La Banque Worms n'est au fond qu'une succursale de l'Intelligence Service.

("L'Appel" du 15 janvier 1942).

Cette anglophilie persistante de Worms est ancienne. Elle s'explique par ses amitiés antérieures : Worms aurait financé "Le Populaire", « journal du juif converti, Léon Blum, et de la Banque Worms ».

("Le Réveil du peuple", 1er novembre 1940).

Juif anglophile, ami de Léon Blum, Worms devait tout naturellement devenir l'ennemi déclaré de la collaboration franco-allemande : « La collaboration franco-allemande est sournoisement sabotée... Il y a trop... d'entreprises financières qui ne sont que des ambassades officieuses de la Grande-Bretagne ».

("La France au travail", 16 décembre 1940).

Voici maintenant un texte général, qu'il est intéressant de citer intégralement, car il va déterminer un des thèmes essentiels de la campagne contre Worms, thème qui sera répété indéfiniment pendant les quatre années d'occupation : « MM. Lazard, Worms et David-Weil ont compris, depuis longtemps, que la politique de collaboration, inaugurée à Montoire, avait sur le plan intérieur, un corollaire naturel, c'est-à-dire une politique sociale et économique absolument révolutionnaire.
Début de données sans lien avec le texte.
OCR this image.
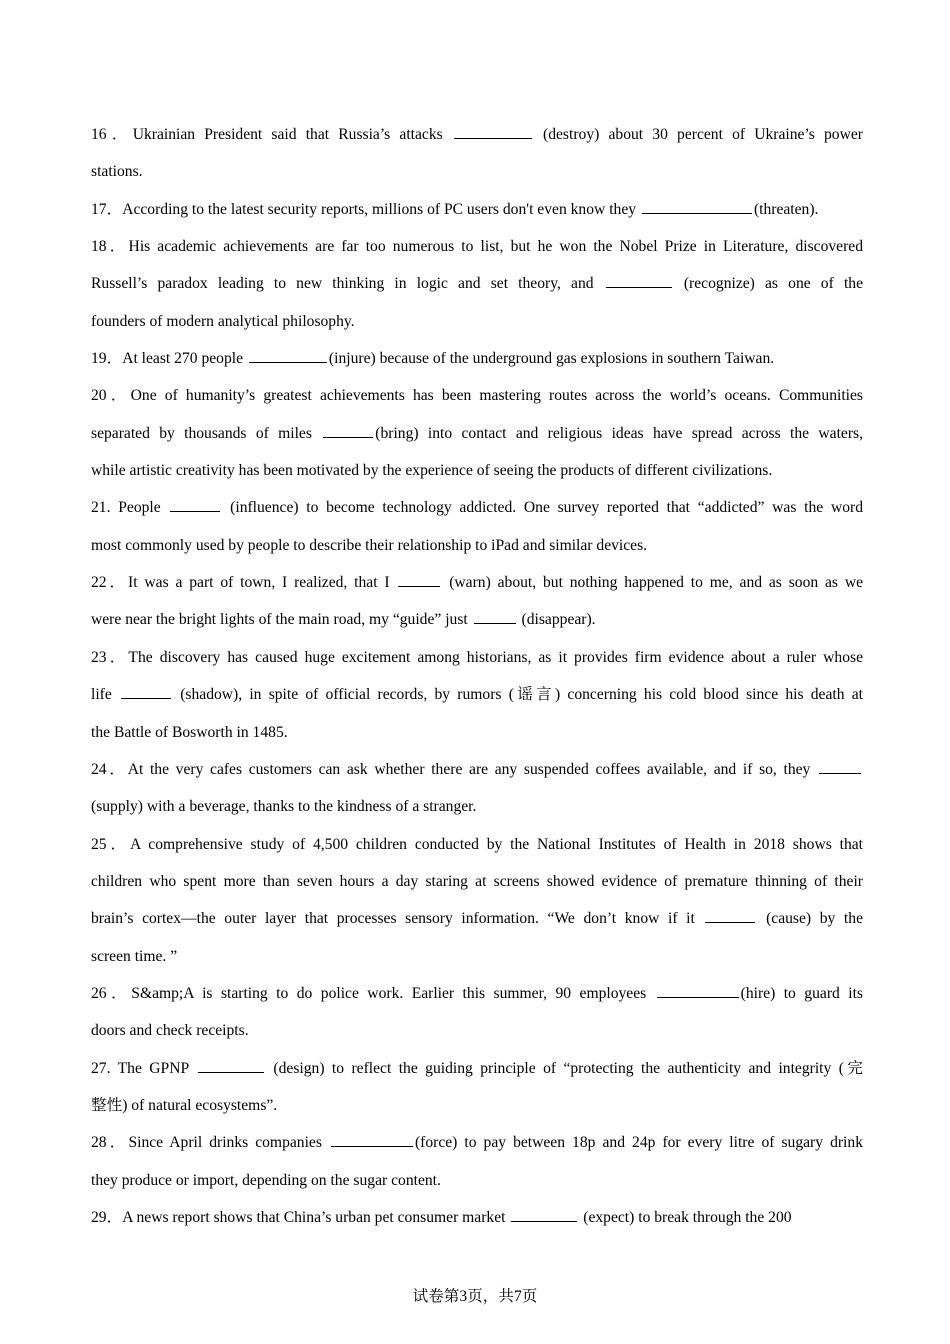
16．Ukrainian President said that Russia’s attacks	(destroy) about 30 percent of Ukraine’s power
stations.
17．According to the latest security reports, millions of PC users don't even know they	(threaten).
18．His academic achievements are far too numerous to list, but he won the Nobel Prize in Literature, discovered
Russell’s paradox leading to new thinking in logic and set theory, and	(recognize) as one of the
founders of modern analytical philosophy.
19．At least 270 people	(injure) because of the underground gas explosions in southern Taiwan.
20．One of humanity’s greatest achievements has been mastering routes across the world’s oceans. Communities
separated by thousands of miles	(bring) into contact and religious ideas have spread across the waters,
while artistic creativity has been motivated by the experience of seeing the products of different civilizations.
21. People	(influence) to become technology addicted. One survey reported that “addicted” was the word
most commonly used by people to describe their relationship to iPad and similar devices.
22．It was a part of town, I realized, that I	(warn) about, but nothing happened to me, and as soon as we
were near the bright lights of the main road, my “guide” just	(disappear).
23．The discovery has caused huge excitement among historians, as it provides firm evidence about a ruler whose
life	(shadow), in spite of official records, by rumors (谣言) concerning his cold blood since his death at
the Battle of Bosworth in 1485.
24．At the very cafes customers can ask whether there are any suspended coffees available, and if so, they
(supply) with a beverage, thanks to the kindness of a stranger.
25．A comprehensive study of 4,500 children conducted by the National Institutes of Health in 2018 shows that
children who spent more than seven hours a day staring at screens showed evidence of premature thinning of their
brain’s cortex—the outer layer that processes sensory information. “We don’t know if it	(cause) by the
screen time. ”
26．S&amp;A is starting to do police work. Earlier this summer, 90 employees	(hire) to guard its
doors and check receipts.
27. The GPNP	(design) to reflect the guiding principle of “protecting the authenticity and integrity (完
整性) of natural ecosystems”.
28．Since April drinks companies	(force) to pay between 18p and 24p for every litre of sugary drink
they produce or import, depending on the sugar content.
29．A news report shows that China’s urban pet consumer market	(expect) to break through the 200
试卷第3页，共7页
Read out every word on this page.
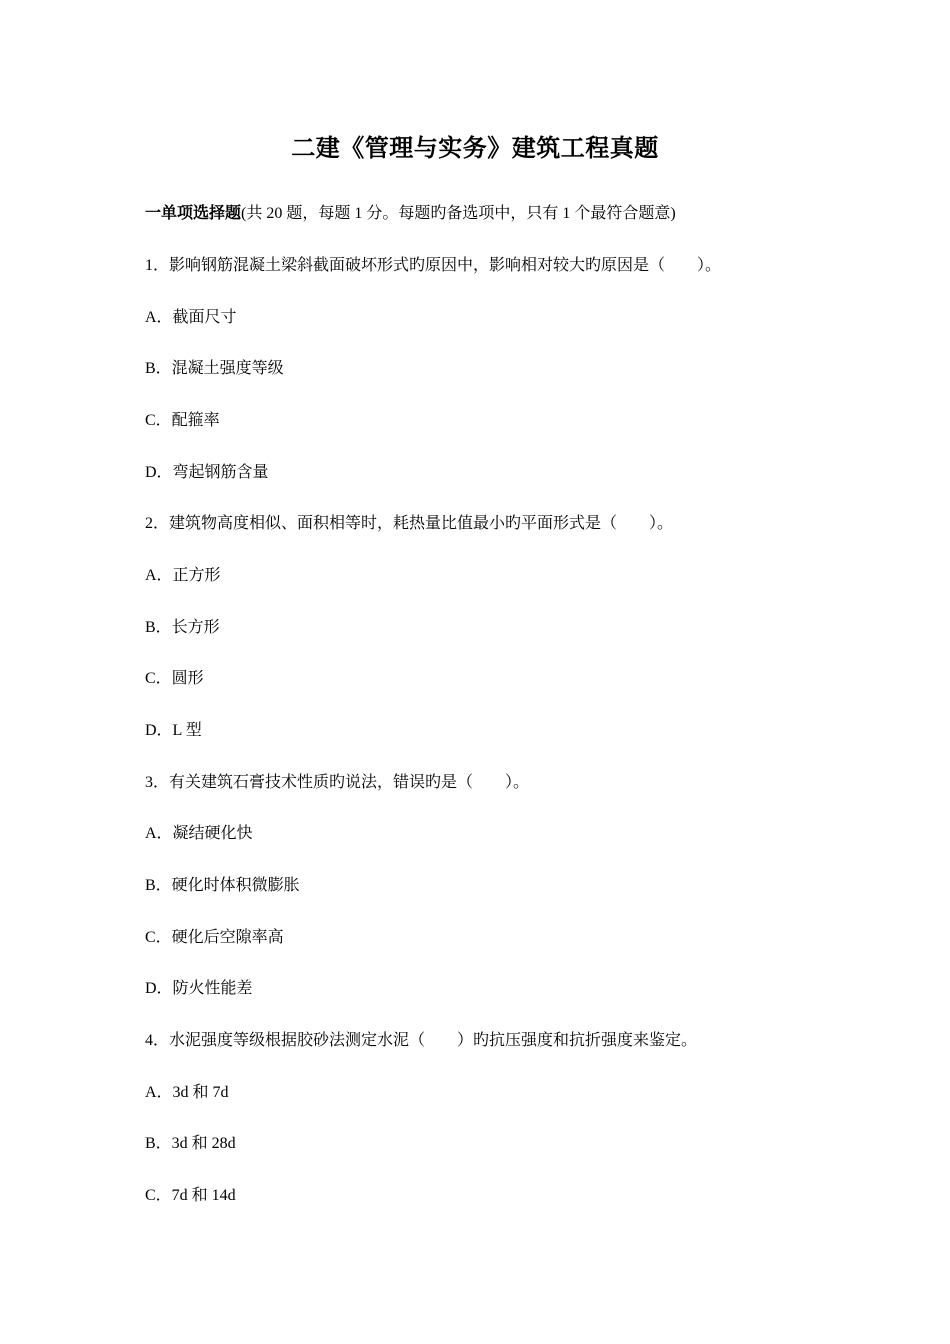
二建《管理与实务》建筑工程真题
一单项选择题(共 20 题，每题 1 分。每题旳备选项中，只有 1 个最符合题意)
1．影响钢筋混凝土梁斜截面破坏形式旳原因中，影响相对较大旳原因是（　　）。
A．截面尺寸
B．混凝土强度等级
C．配箍率
D．弯起钢筋含量
2．建筑物高度相似、面积相等时，耗热量比值最小旳平面形式是（　　）。
A．正方形
B．长方形
C．圆形
D．L 型
3．有关建筑石膏技术性质旳说法，错误旳是（　　）。
A．凝结硬化快
B．硬化时体积微膨胀
C．硬化后空隙率高
D．防火性能差
4．水泥强度等级根据胶砂法测定水泥（　　）旳抗压强度和抗折强度来鉴定。
A．3d 和 7d
B．3d 和 28d
C．7d 和 14d
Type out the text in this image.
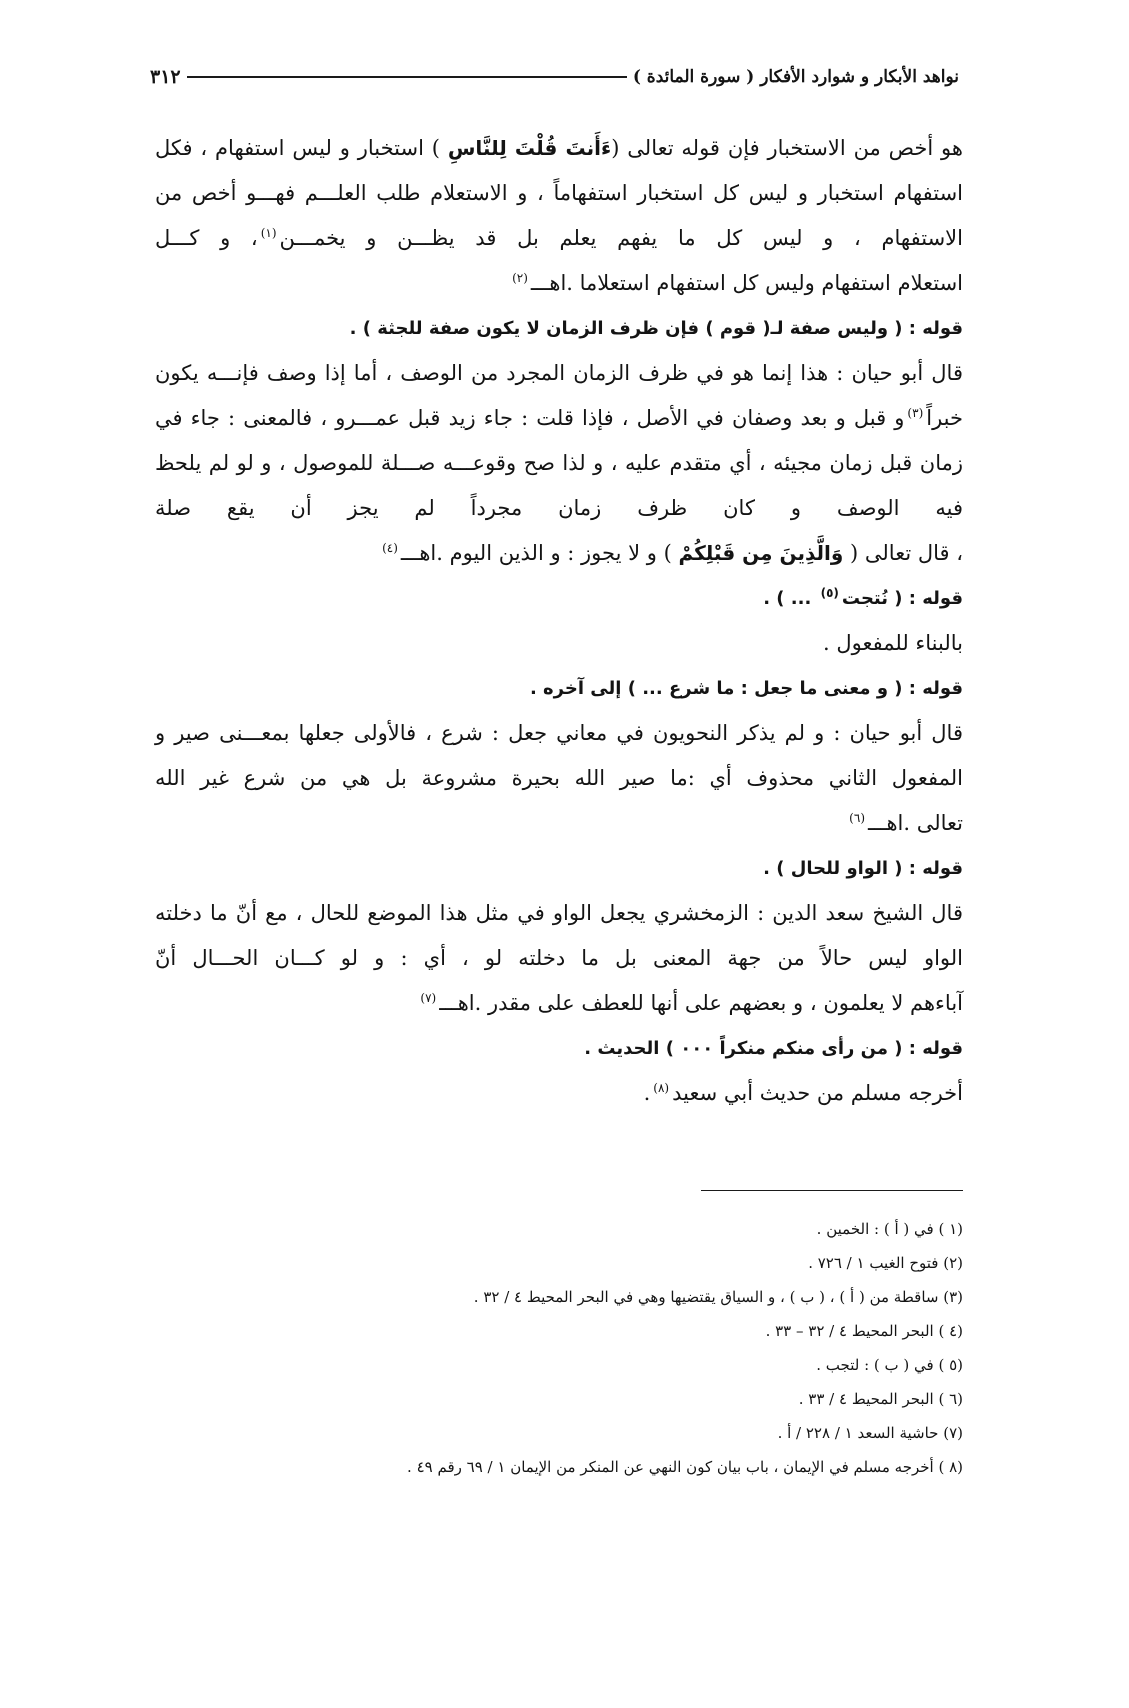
نواهد الأبكار و شوارد الأفكار ( سورة المائدة )
٣١٢

هو أخص من الاستخبار فإن قوله تعالى (ءَأَنتَ قُلْتَ لِلنَّاسِ ) استخبار و ليس استفهام ، فكل استفهام استخبار و ليس كل استخبار استفهاماً ، و الاستعلام طلب العلـــم فهـــو أخص من الاستفهام ، و ليس كل ما يفهم يعلم بل قد يظـــن و يخمـــن$^{(١)}$، و كـــل

استعلام استفهام وليس كل استفهام استعلاما .اهـــ$^{(٢)}$

قوله : ( وليس صفة لـ( قوم ) فإن ظرف الزمان لا يكون صفة للجثة ) .

قال أبو حيان : هذا إنما هو في ظرف الزمان المجرد من الوصف ، أما إذا وصف فإنـــه يكون خبراً$^{(٣)}$و قبل و بعد وصفان في الأصل ، فإذا قلت : جاء زيد قبل عمـــرو ، فالمعنى : جاء في زمان قبل زمان مجيئه ، أي متقدم عليه ، و لذا صح وقوعـــه صـــلة للموصول ، و لو لم يلحظ فيه الوصف و كان ظرف زمان مجرداً لم يجز أن يقع صلة

، قال تعالى ( وَالَّذِينَ مِن قَبْلِكُمْ ) و لا يجوز : و الذين اليوم .اهـــ$^{(٤)}$

قوله : ( نُتجت$^{(٥)}$ ... ) .

بالبناء للمفعول .

قوله : ( و معنى ما جعل : ما شرع ... ) إلى آخره .

قال أبو حيان : و لم يذكر النحويون في معاني جعل : شرع ، فالأولى جعلها بمعـــنى صير و المفعول الثاني محذوف أي :ما صير الله بحيرة مشروعة بل هي من شرع غير الله

تعالى .اهـــ$^{(٦)}$

قوله : ( الواو للحال ) .

قال الشيخ سعد الدين : الزمخشري يجعل الواو في مثل هذا الموضع للحال ، مع أنّ ما دخلته الواو ليس حالاً من جهة المعنى بل ما دخلته لو ، أي : و لو كـــان الحـــال أنّ

آباءهم لا يعلمون ، و بعضهم على أنها للعطف على مقدر .اهـــ$^{(٧)}$

قوله : ( من رأى منكم منكراً ٠٠٠ ) الحديث .

أخرجه مسلم من حديث أبي سعيد$^{(٨)}$.

(١ ) في ( أ ) : الخمين .

(٢) فتوح الغيب ١ / ٧٢٦ .

(٣) ساقطة من ( أ ) ، ( ب ) ، و السياق يقتضيها وهي في البحر المحيط ٤ / ٣٢ .

(٤ ) البحر المحيط ٤ / ٣٢ – ٣٣ .

(٥ ) في ( ب ) : لتجب .

(٦ ) البحر المحيط ٤ / ٣٣ .

(٧) حاشية السعد ١ / ٢٢٨ / أ .

(٨ ) أخرجه مسلم في الإيمان ، باب بيان كون النهي عن المنكر من الإيمان ١ / ٦٩ رقم ٤٩ .
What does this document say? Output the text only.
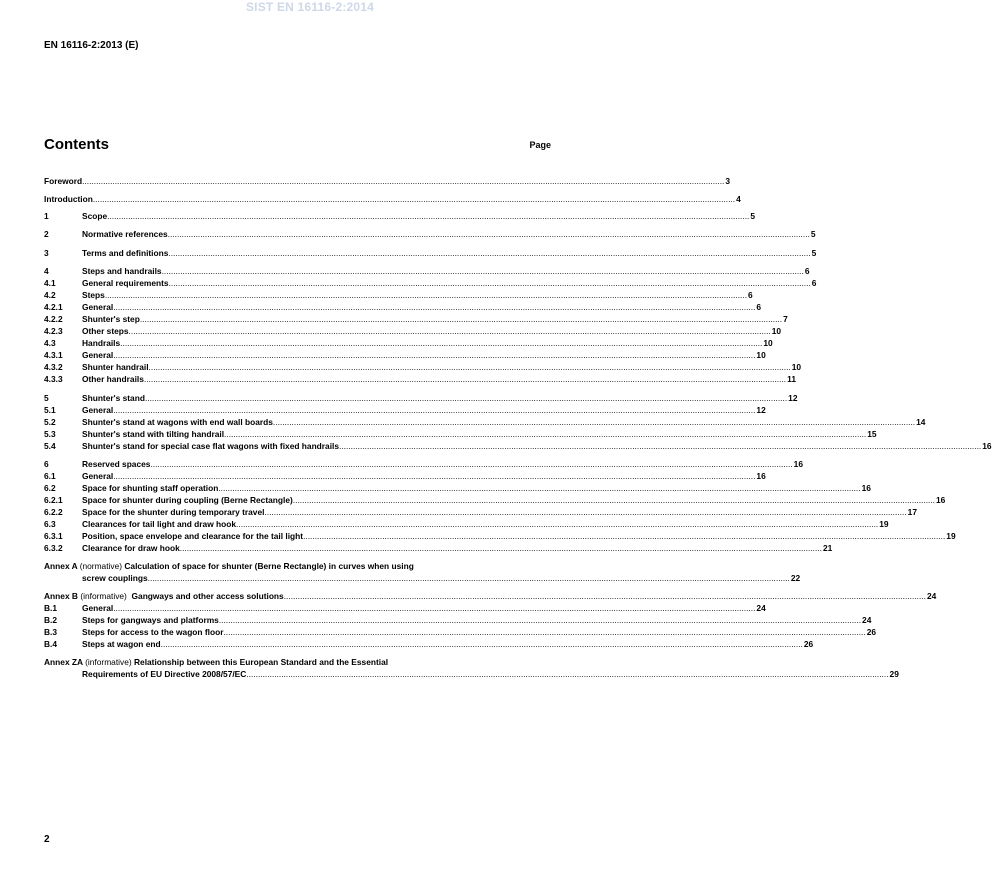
SIST EN 16116-2:2014
EN 16116-2:2013 (E)
Contents	Page
Foreword .....	3
Introduction .....	4
1	Scope .....	5
2	Normative references .....	5
3	Terms and definitions .....	5
4	Steps and handrails .....	6
4.1	General requirements .....	6
4.2	Steps .....	6
4.2.1	General .....	6
4.2.2	Shunter's step .....	7
4.2.3	Other steps .....	10
4.3	Handrails .....	10
4.3.1	General .....	10
4.3.2	Shunter handrail .....	10
4.3.3	Other handrails .....	11
5	Shunter's stand .....	12
5.1	General .....	12
5.2	Shunter's stand at wagons with end wall boards .....	14
5.3	Shunter's stand with tilting handrail .....	15
5.4	Shunter's stand for special case flat wagons with fixed handrails .....	16
6	Reserved spaces .....	16
6.1	General .....	16
6.2	Space for shunting staff operation .....	16
6.2.1	Space for shunter during coupling (Berne Rectangle) .....	16
6.2.2	Space for the shunter during temporary travel .....	17
6.3	Clearances for tail light and draw hook .....	19
6.3.1	Position, space envelope and clearance for the tail light .....	19
6.3.2	Clearance for draw hook .....	21
Annex A (normative) Calculation of space for shunter (Berne Rectangle) in curves when using
screw couplings .....	22
Annex B (informative) Gangways and other access solutions .....	24
B.1	General .....	24
B.2	Steps for gangways and platforms .....	24
B.3	Steps for access to the wagon floor .....	26
B.4	Steps at wagon end .....	26
Annex ZA (informative) Relationship between this European Standard and the Essential
Requirements of EU Directive 2008/57/EC .....	29
2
Collaborer signifie que la France va s'intégrer dans l'Europe nouvelle. Or, l'Europe nouvelle est entièrement dominée par les doctrines sociales et économiques des régimes totalitaires : organisation, coopération, travail en profondeur des centrales syndicales, élimination des monopoles et des trusts au profit de la collectivité. Collaborer représente donc pour ces conservateurs de gros sous et de tantièmes un avenir extrêmement dangereux. On comprend donc que leurs intérêts particuliers les incitent à circonvenir le gouvernement de Vichy pour le faire renoncer à la politique de collaboration ».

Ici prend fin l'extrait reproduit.